Listen to "001 :: RITME" on Spreaker.

Featuring

Ritme Jaavdanegi by Mohammad Reza Mortazavi, released by Latency in 2019. Listen / Buy direct

Transcript

The first thing you hear is time. Not so much time's passing, or its pulse, but the dimension itself: pure Time, as it were. As a solo percussion performance, there is nothing to hear but time: no melody, no harmony, no lyric, just rhythm. And as much as the music brings you into time, it also brings you out of time, or, at least, out of regular time. Because the song's pulse is irregular, disarming, driving, hurtling forward. It seems to stretch out too long and then snap back too quickly, in a hiccuping hexameter of 5 long syllables followed by 1 short. The overall effect is a music that you cannot nod your head to, cannot tap your foot to, a music that resists the way we typically divide up time in our minds. As when a pungent flavour overwhelms one's taste, this music overwhelms our sense of temporality.
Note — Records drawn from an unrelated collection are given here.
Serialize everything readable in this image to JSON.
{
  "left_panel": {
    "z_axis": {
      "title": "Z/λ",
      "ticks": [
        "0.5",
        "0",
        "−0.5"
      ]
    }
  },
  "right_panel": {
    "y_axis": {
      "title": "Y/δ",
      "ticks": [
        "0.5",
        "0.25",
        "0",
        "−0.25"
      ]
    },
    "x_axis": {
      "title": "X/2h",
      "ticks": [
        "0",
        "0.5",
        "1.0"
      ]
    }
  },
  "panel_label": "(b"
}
All else stops, and only time moves forward.

The second thing you hear is space. Because this music is, in fact, not only rhythm. There is pitch and tonality here as well, which punctuate the metronomic rapping, lending it something like the prosody of spoken language: not quite melody, but far from mere percussive sound. Yet these tonal hits occur along a spatial, rather than harmonic, dimension. They serve to situate the music in the space of the tombak. What we are hearing in these disparate pitches is an outline of the embodied drum, a constellation of points from the centre to the periphery of the drumhead, around its rim, and along its shell. We are hearing the drummer's hands move through space: their pats, taps, knuckles, and snaps. We are hearing a three-dimensional musical object, a statue we are walking around with our ears.

The third thing you hear is the club. Listen long enough, closely enough, and this music puts you into a kind of trance, which then brings to mind the dancefloor, home to that other kind of trance. And it's not just the regular pulsing rhythms or the hard percussive hits. It's the experience of absorption into music, of being suffused with music. It's the dissolution of the ordinary boundaries of the self, the disappearance of everything but your immediate auditory experience. In the present moment, there is only the music. You are only the music. You are the drum. The drum is you.

Liner Notes

Mortazavi plays the tombak and the daf, two Persian drums that I'd never heard or heard of before discovering this record. They're fascinating to listen to, and they're also fascinating to watch.